LA REGLEMENTATION APPLICABLE AUX TRICYCLES A MOTEUR : LE SORT CONTROVERSE DES « TUK-TUKS ».
L’été 2011 a vu se multiplier sur les places touristiques des petits tricycles à moteur. A la manière des « tuk-tuks » dans les rues de Bangkok, la capitale a vu fleurir ce type de transporteurs de personnes.
En expansion depuis 2009, cette activité à fait l’objet d’une très lourde répression au cours de l’année 2011.
Du fait, d’une part, d’un intérêt médiatique poussé – nombreux reportages sur TF1, LCI, Le Parisien et autre chaînes d’infos – et, d’autre part, du fait de l’application du décret d’octobre 2010 relatif aux transports publics de personnes avec conducteur, plus connu sous le nom de décret taxis-motos qui est venu réglementer l’activité de taxi-moto dans des conditions extrêmement spécifiques.
Les autorités ont eu pour instruction d’appliquer ce texte à l’exploitation des tuk-tuks à Paris sans répondre au question suivantes :
Le tuk-tuk, tricycle à moteur, peut-il être assimilé à un taxi-moto ?

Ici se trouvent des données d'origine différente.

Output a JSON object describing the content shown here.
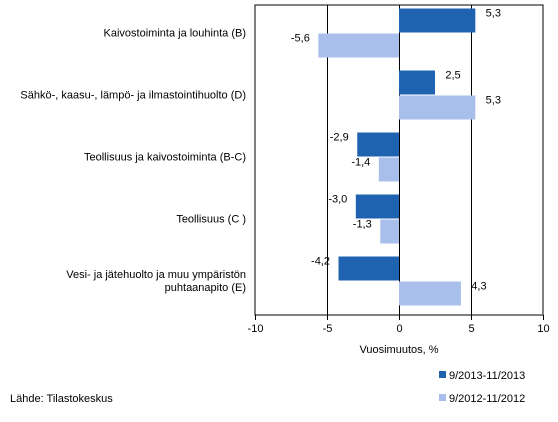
{
  "chart_data": {
    "type": "bar",
    "orientation": "horizontal",
    "categories": [
      [
        "Kaivostoiminta ja louhinta (B)"
      ],
      [
        "Sähkö-, kaasu-, lämpö- ja ilmastointihuolto (D)"
      ],
      [
        "Teollisuus ja kaivostoiminta (B-C)"
      ],
      [
        "Teollisuus (C )"
      ],
      [
        "Vesi- ja jätehuolto ja muu ympäristön",
        "puhtaanapito (E)"
      ]
    ],
    "series": [
      {
        "name": "9/2013-11/2013",
        "color": "#1f62b0",
        "values": [
          5.3,
          2.5,
          -2.9,
          -3.0,
          -4.2
        ],
        "labels": [
          "5,3",
          "2,5",
          "-2,9",
          "-3,0",
          "-4,2"
        ]
      },
      {
        "name": "9/2012-11/2012",
        "color": "#a8bfeb",
        "values": [
          -5.6,
          5.3,
          -1.4,
          -1.3,
          4.3
        ],
        "labels": [
          "-5,6",
          "5,3",
          "-1,4",
          "-1,3",
          "4,3"
        ]
      }
    ],
    "xlim": [
      -10,
      10
    ],
    "xticks": [
      -10,
      -5,
      0,
      5,
      10
    ],
    "xtick_labels": [
      "-10",
      "-5",
      "0",
      "5",
      "10"
    ],
    "xlabel": "Vuosimuutos, %",
    "grid": "vertical",
    "legend_position": "bottom-right"
  },
  "source": "Lähde: Tilastokeskus"
}
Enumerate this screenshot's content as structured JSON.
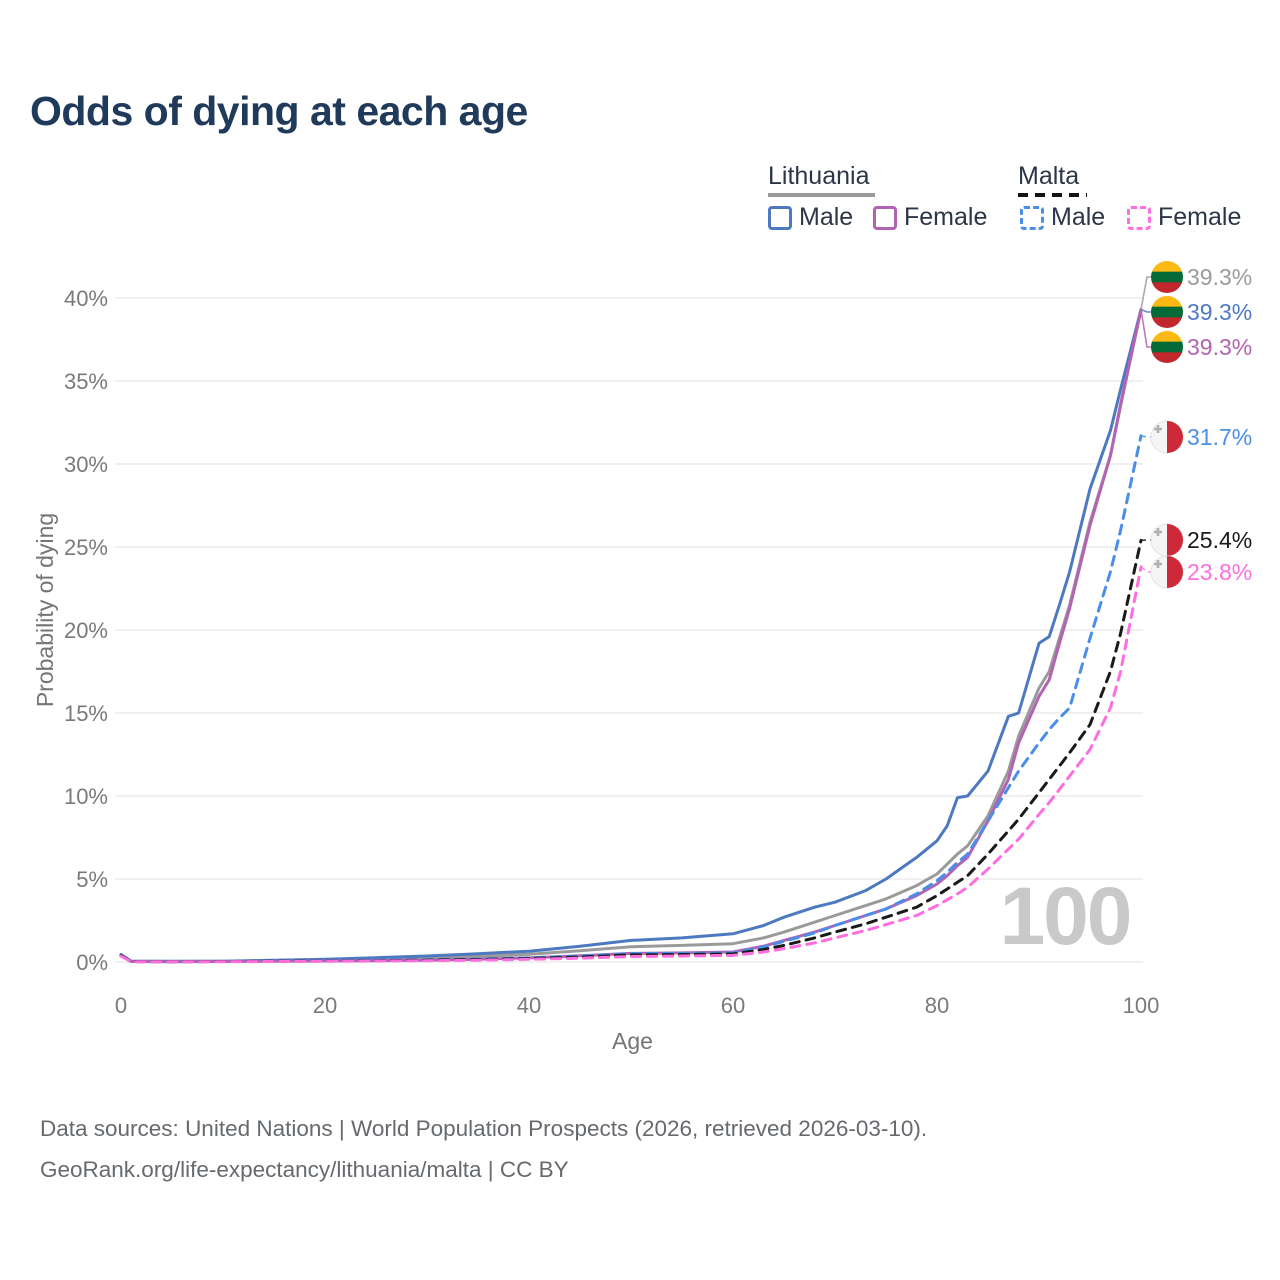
{
  "title": "Odds of dying at each age",
  "legend": {
    "groups": [
      {
        "label": "Lithuania",
        "line_style": "solid",
        "line_color": "#9a9a9a",
        "items": [
          {
            "label": "Male",
            "color": "#4d79c1"
          },
          {
            "label": "Female",
            "color": "#b263b2"
          }
        ]
      },
      {
        "label": "Malta",
        "line_style": "dashed",
        "line_color": "#141414",
        "items": [
          {
            "label": "Male",
            "color": "#4a8ee8"
          },
          {
            "label": "Female",
            "color": "#ff6ee0"
          }
        ]
      }
    ]
  },
  "chart_data": {
    "type": "line",
    "title": "Odds of dying at each age",
    "xlabel": "Age",
    "ylabel": "Probability of dying",
    "x_ticks": [
      0,
      20,
      40,
      60,
      80,
      100
    ],
    "y_ticks": [
      "0%",
      "5%",
      "10%",
      "15%",
      "20%",
      "25%",
      "30%",
      "35%",
      "40%"
    ],
    "xlim": [
      0,
      100
    ],
    "ylim_percent": [
      0,
      40
    ],
    "grid": "horizontal",
    "x": [
      0,
      1,
      5,
      10,
      15,
      20,
      25,
      30,
      35,
      40,
      45,
      50,
      55,
      60,
      63,
      65,
      68,
      70,
      73,
      75,
      78,
      80,
      81,
      82,
      83,
      85,
      87,
      88,
      90,
      91,
      92,
      93,
      95,
      97,
      98,
      100
    ],
    "series": [
      {
        "name": "Lithuania Male",
        "country": "lithuania",
        "color": "#4d79c1",
        "dash": false,
        "end_label": "39.3%",
        "values": [
          0.45,
          0.05,
          0.04,
          0.05,
          0.1,
          0.17,
          0.26,
          0.36,
          0.5,
          0.65,
          0.95,
          1.3,
          1.45,
          1.7,
          2.2,
          2.7,
          3.3,
          3.6,
          4.3,
          5.0,
          6.3,
          7.3,
          8.2,
          9.9,
          10.0,
          11.5,
          14.8,
          15.0,
          19.2,
          19.6,
          21.5,
          23.5,
          28.5,
          32.0,
          34.5,
          39.3
        ]
      },
      {
        "name": "Lithuania",
        "country": "lithuania",
        "color": "#9a9a9a",
        "dash": false,
        "end_label": "39.3%",
        "values": [
          0.42,
          0.04,
          0.03,
          0.04,
          0.07,
          0.12,
          0.17,
          0.24,
          0.33,
          0.47,
          0.68,
          0.92,
          1.0,
          1.1,
          1.45,
          1.8,
          2.4,
          2.8,
          3.4,
          3.8,
          4.6,
          5.3,
          5.9,
          6.5,
          7.0,
          8.8,
          11.5,
          13.6,
          16.5,
          17.5,
          19.5,
          21.5,
          26.5,
          30.5,
          33.5,
          39.3
        ]
      },
      {
        "name": "Lithuania Female",
        "country": "lithuania",
        "color": "#b263b2",
        "dash": false,
        "end_label": "39.3%",
        "values": [
          0.4,
          0.03,
          0.02,
          0.03,
          0.04,
          0.06,
          0.08,
          0.11,
          0.17,
          0.25,
          0.38,
          0.52,
          0.55,
          0.6,
          0.95,
          1.3,
          1.8,
          2.2,
          2.8,
          3.2,
          4.0,
          4.7,
          5.2,
          5.8,
          6.3,
          8.5,
          11.0,
          13.2,
          16.0,
          17.0,
          19.2,
          21.3,
          26.3,
          30.5,
          33.6,
          39.3
        ]
      },
      {
        "name": "Malta Male",
        "country": "malta",
        "color": "#4a8ee8",
        "dash": true,
        "end_label": "31.7%",
        "values": [
          0.4,
          0.03,
          0.02,
          0.03,
          0.05,
          0.07,
          0.1,
          0.13,
          0.18,
          0.25,
          0.36,
          0.5,
          0.52,
          0.55,
          0.9,
          1.25,
          1.75,
          2.2,
          2.8,
          3.2,
          4.1,
          4.9,
          5.4,
          6.0,
          6.5,
          8.5,
          10.5,
          11.5,
          13.2,
          14.0,
          14.7,
          15.3,
          19.5,
          23.5,
          26.0,
          31.7
        ]
      },
      {
        "name": "Malta",
        "country": "malta",
        "color": "#1a1a1a",
        "dash": true,
        "end_label": "25.4%",
        "values": [
          0.38,
          0.03,
          0.02,
          0.03,
          0.04,
          0.06,
          0.08,
          0.11,
          0.15,
          0.21,
          0.3,
          0.43,
          0.45,
          0.48,
          0.75,
          1.0,
          1.45,
          1.8,
          2.3,
          2.7,
          3.3,
          4.0,
          4.4,
          4.8,
          5.2,
          6.5,
          7.9,
          8.6,
          10.2,
          11.0,
          11.8,
          12.6,
          14.3,
          17.5,
          19.8,
          25.4
        ]
      },
      {
        "name": "Malta Female",
        "country": "malta",
        "color": "#ff6ee0",
        "dash": true,
        "end_label": "23.8%",
        "values": [
          0.35,
          0.02,
          0.015,
          0.02,
          0.03,
          0.05,
          0.06,
          0.08,
          0.11,
          0.16,
          0.23,
          0.33,
          0.36,
          0.4,
          0.6,
          0.8,
          1.15,
          1.45,
          1.9,
          2.25,
          2.8,
          3.4,
          3.75,
          4.1,
          4.5,
          5.6,
          6.8,
          7.4,
          8.9,
          9.6,
          10.4,
          11.2,
          12.8,
          15.3,
          17.5,
          23.8
        ]
      }
    ],
    "legend_position": "top-right",
    "watermark": "100",
    "flag_colors": {
      "lithuania": [
        "#FDB913",
        "#046A38",
        "#C1272D"
      ],
      "malta": [
        "#f5f5f5",
        "#CE2939",
        "#b0b0b0"
      ]
    }
  },
  "footer": {
    "line1": "Data sources: United Nations | World Population Prospects (2026, retrieved 2026-03-10).",
    "line2": "GeoRank.org/life-expectancy/lithuania/malta | CC BY"
  }
}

Quelle conséquence pour les exploitants de ce type d’activité ?
N’y a-t-il pas là, en l’espèce, une erreur de droit au préjudice des exploitants ?...
1) Le TUK TUK n’est pas un tricycle à moteur au sens du Code la Route
Les instructions des autorités hiérarchiques de la préfecture de Police de Paris et de la police ont été claires au cours de l’année 2011, les tuk-tuks ne peuvent circuler en tant que transporteurs de personnes sans se conformer aux conditions définies par le décret d’octobre 2010 sur les taxi-motos.
La conséquence est donc la suivante :
- pour conduire ce type de véhicules, comme le titulaire d’une carte professionnelle d’un taxi-moto, l’exploitant d’un tuk-tuk doit être titulaire d’un permis moto de catégorie A en cours de validité,
- d’une attestation délivrée par le préfet après vérification médicale de l’aptitude physique,
- d’une carte professionnelle délivrée par le département, cette carte professionnelle étant elle-même délivrée sous condition d’un casier judiciaire vierge et d’une absence d’annulation ou suspension du permis de conduire,
- d’une visite médicale obligatoire chaque année.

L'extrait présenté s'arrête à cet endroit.